Ветер не стихал. Все дул и дул. Обычно в буран караванщики укладывали верблюдов и сами устраивались подле. Но отряд не может себе это позволить: он должен быть у Хивы в назначенный день. Опоздание недопустимо.

Утром продолжили путь. Последовал приказ освободить от груза лошадей и вести их в поводу, спешился даже командир отряда полковник Ломакин. Исключение сделали для Скобелева. Он разъезжал вдоль колонны, следя, чтобы люди не сбились с пути. На дороге лежали брошенные тюки, ящики, выбившиеся из сил лошади, верблюды.

Он подъехал к ракетной батарее. Пара запутавшихся в постромках лошадей лежала, не в силах подняться.

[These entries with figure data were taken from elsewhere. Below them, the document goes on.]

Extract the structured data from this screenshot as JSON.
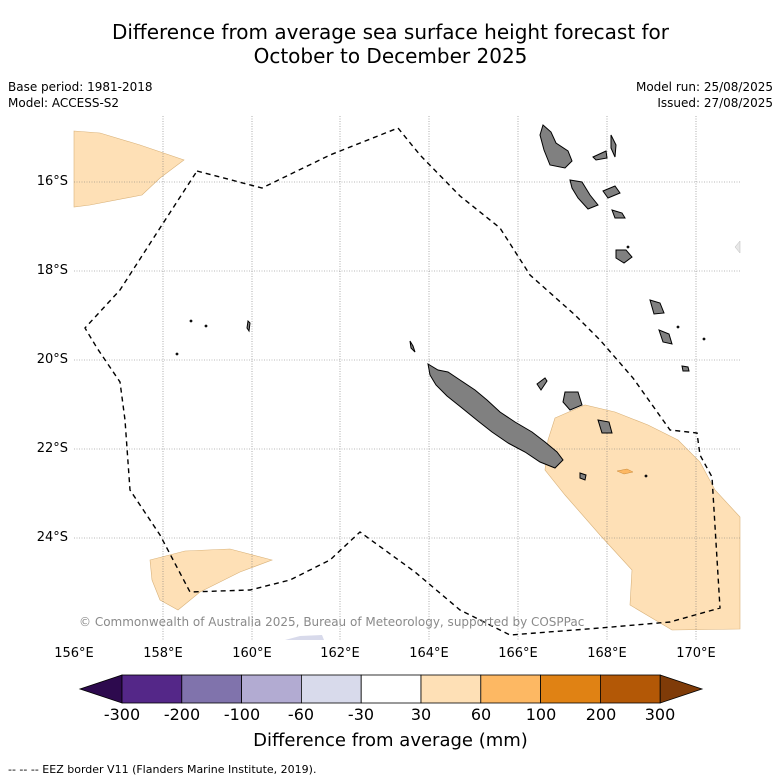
{
  "title_line1": "Difference from average sea surface height forecast for",
  "title_line2": "October to December 2025",
  "meta_left": [
    "Base period: 1981-2018",
    "Model: ACCESS-S2"
  ],
  "meta_right": [
    "Model run: 25/08/2025",
    "Issued: 27/08/2025"
  ],
  "lat_ticks": [
    "16°S",
    "18°S",
    "20°S",
    "22°S",
    "24°S"
  ],
  "lon_ticks": [
    "156°E",
    "158°E",
    "160°E",
    "162°E",
    "164°E",
    "166°E",
    "168°E",
    "170°E"
  ],
  "copyright": "© Commonwealth of Australia 2025, Bureau of Meteorology, supported by COSPPac",
  "colorbar": {
    "ticks": [
      "-300",
      "-200",
      "-100",
      "-60",
      "-30",
      "30",
      "60",
      "100",
      "200",
      "300"
    ],
    "colors": [
      "#2d0a4e",
      "#542788",
      "#8073ac",
      "#b2abd2",
      "#d8daeb",
      "#ffffff",
      "#fee0b6",
      "#fdb863",
      "#e08214",
      "#b35806",
      "#7f3b08"
    ],
    "label": "Difference from average (mm)"
  },
  "legend_note": "--  --  -- EEZ border V11 (Flanders Marine Institute, 2019).",
  "colors": {
    "land": "#808080",
    "anomaly_30_60": "#fee0b6",
    "anomaly_60_100": "#fdb863"
  }
}
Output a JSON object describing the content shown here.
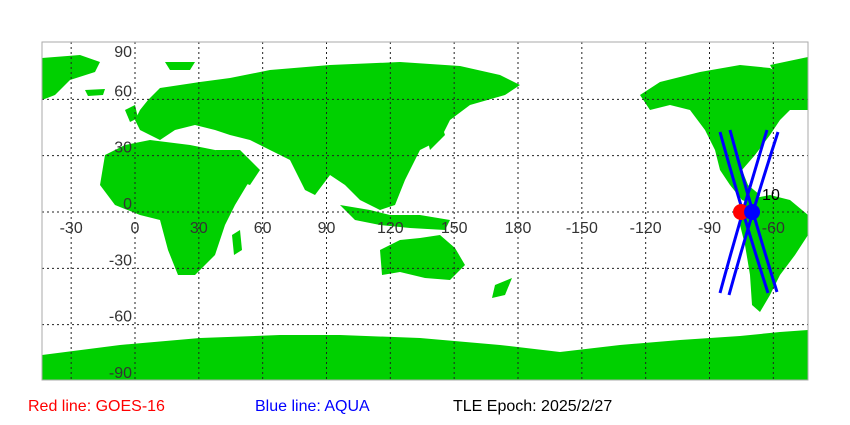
{
  "map": {
    "lon_labels": [
      "-30",
      "0",
      "30",
      "60",
      "90",
      "120",
      "150",
      "180",
      "-150",
      "-120",
      "-90",
      "-60"
    ],
    "lat_labels": [
      "90",
      "60",
      "30",
      "0",
      "-30",
      "-60",
      "-90"
    ],
    "land_color": "#00d000",
    "grid": true,
    "satellites": [
      {
        "name": "GOES-16",
        "color": "#ff0000",
        "lon": -75.2,
        "lat": 0
      },
      {
        "name": "AQUA",
        "color": "#0000ff",
        "lon": -70,
        "lat": 0,
        "label": "10"
      }
    ]
  },
  "legend": {
    "red": "Red line: GOES-16",
    "blue": "Blue line: AQUA",
    "epoch": "TLE Epoch: 2025/2/27"
  }
}
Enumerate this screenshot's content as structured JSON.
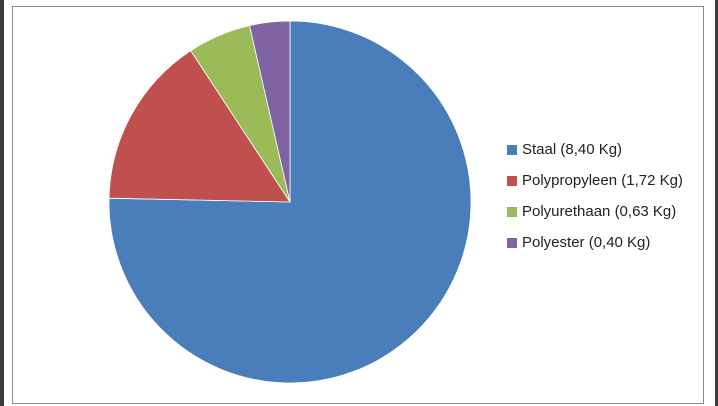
{
  "chart_data": {
    "type": "pie",
    "title": "",
    "categories": [
      "Staal (8,40 Kg)",
      "Polypropyleen (1,72 Kg)",
      "Polyurethaan (0,63 Kg)",
      "Polyester (0,40 Kg)"
    ],
    "values": [
      8.4,
      1.72,
      0.63,
      0.4
    ],
    "colors": [
      "#4a7ebb",
      "#c0504d",
      "#9bbb59",
      "#8064a2"
    ],
    "legend_placement": "right",
    "start_angle_deg": 0,
    "direction": "clockwise"
  }
}
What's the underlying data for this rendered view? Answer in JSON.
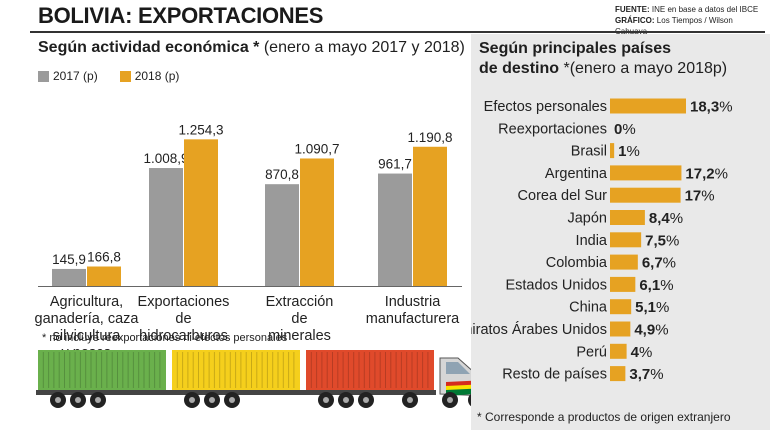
{
  "header": {
    "title": "BOLIVIA: EXPORTACIONES",
    "source_label": "FUENTE:",
    "source_text": "INE en base a datos del IBCE",
    "graphic_label": "GRÁFICO:",
    "graphic_text": "Los Tiempos / Wilson Cahuaya"
  },
  "left": {
    "subtitle_bold": "Según actividad económica *",
    "subtitle_rest": " (enero a mayo 2017 y 2018)",
    "note": "* no incluye reexportaciones ni efectos personales"
  },
  "right": {
    "subtitle_line1": "Según principales países",
    "subtitle_bold2": "de destino",
    "subtitle_rest2": " *(enero a mayo 2018p)",
    "note": "* Corresponde a productos de origen extranjero"
  },
  "colors": {
    "series_2017": "#9b9b9b",
    "series_2018": "#e6a222",
    "truck_green": "#6ab04c",
    "truck_yellow": "#f5cf1c",
    "truck_red": "#e04a2b"
  },
  "chart_data": [
    {
      "type": "bar",
      "title": "Según actividad económica * (enero a mayo 2017 y 2018)",
      "categories": [
        [
          "Agricultura,",
          "ganadería, caza",
          "silvicultura",
          "y pesca"
        ],
        [
          "Exportaciones",
          "de",
          "hidrocarburos"
        ],
        [
          "Extracción",
          "de",
          "minerales"
        ],
        [
          "Industria",
          "manufacturera"
        ]
      ],
      "series": [
        {
          "name": "2017 (p)",
          "values": [
            145.9,
            1008.9,
            870.8,
            961.7
          ],
          "labels": [
            "145,9",
            "1.008,9",
            "870,8",
            "961,7"
          ]
        },
        {
          "name": "2018 (p)",
          "values": [
            166.8,
            1254.3,
            1090.7,
            1190.8
          ],
          "labels": [
            "166,8",
            "1.254,3",
            "1.090,7",
            "1.190,8"
          ]
        }
      ],
      "ylim": [
        0,
        1300
      ]
    },
    {
      "type": "bar",
      "orientation": "horizontal",
      "title": "Según principales países de destino *(enero a mayo 2018p)",
      "categories": [
        "Efectos personales",
        "Reexportaciones",
        "Brasil",
        "Argentina",
        "Corea del Sur",
        "Japón",
        "India",
        "Colombia",
        "Estados Unidos",
        "China",
        "Emiratos Árabes Unidos",
        "Perú",
        "Resto de países"
      ],
      "values": [
        18.3,
        0,
        1,
        17.2,
        17,
        8.4,
        7.5,
        6.7,
        6.1,
        5.1,
        4.9,
        4,
        3.7
      ],
      "labels": [
        "18,3%",
        "0%",
        "1%",
        "17,2%",
        "17%",
        "8,4%",
        "7,5%",
        "6,7%",
        "6,1%",
        "5,1%",
        "4,9%",
        "4%",
        "3,7%"
      ],
      "xlim": [
        0,
        20
      ]
    }
  ]
}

— Меняйте коней! — приказал он капитану-артилле-ристу.

— Поменяем!.. Сделаем! — отвечал тот.

Подъехал отвечающий за обоз майор Навроцкий.

— Лошади падают… Верблюды… едва идут…

— Освобождайте их. Что не нужно, бросайте!..

И вот, наконец, спасительные колодцы. Всю ночь подходят уставшие люди. И сразу к воде. Словно обезумев, осаждали они колодцы, и пили, пили… Но подходили новые, вырывали котелки, фляги… Только бы утолить жажду… Охрана едва справлялась.

Буран утих так же внезапно, как и начался. За двое суток пали триста сорок верблюдов, треть лошадей, шесть тысяч пудов груза пришлось бросить в пути.

Узнав о потерях, Скобелев рвал на себе волосы: почему он, планируя переход, не учел возможность непогоды, не принял мер, чтобы не допустить таких потерь. Принимая часть вины на себя, он делал выводы на будущее.

До следующего колодца Ильтедже было двести верст. Дорога пролегала по песку. Наступили безветрие и зной. Ртутный столбик термометра поднимался к сорока, песок дышал жаром.

Полковник Ломакин не стал возражать, когда Михаил Дмитриевич предложил создать и возглавить авангардный отряд.

— Кого возьмете?

— Роту поручика Мазина, казачий взвод Дерюгина, еще два орудия и команду саперов.

— Мазин — офицер молодой. Желательно бы другого.

— Вот и пусть набирает опыт.

В предутреннюю рань авангард выстроился.

— Где барабан, поручик? — спросил Мазина Скобелев.

— Какой барабан? — офицер в недоумении смотрел на подполковника. Неужели в пустыне понадобится ротный барабан, который лежал в одной из повозок?! Но подполковник требовал именно его. Прибежал с барабаном запыхавшийся солдат.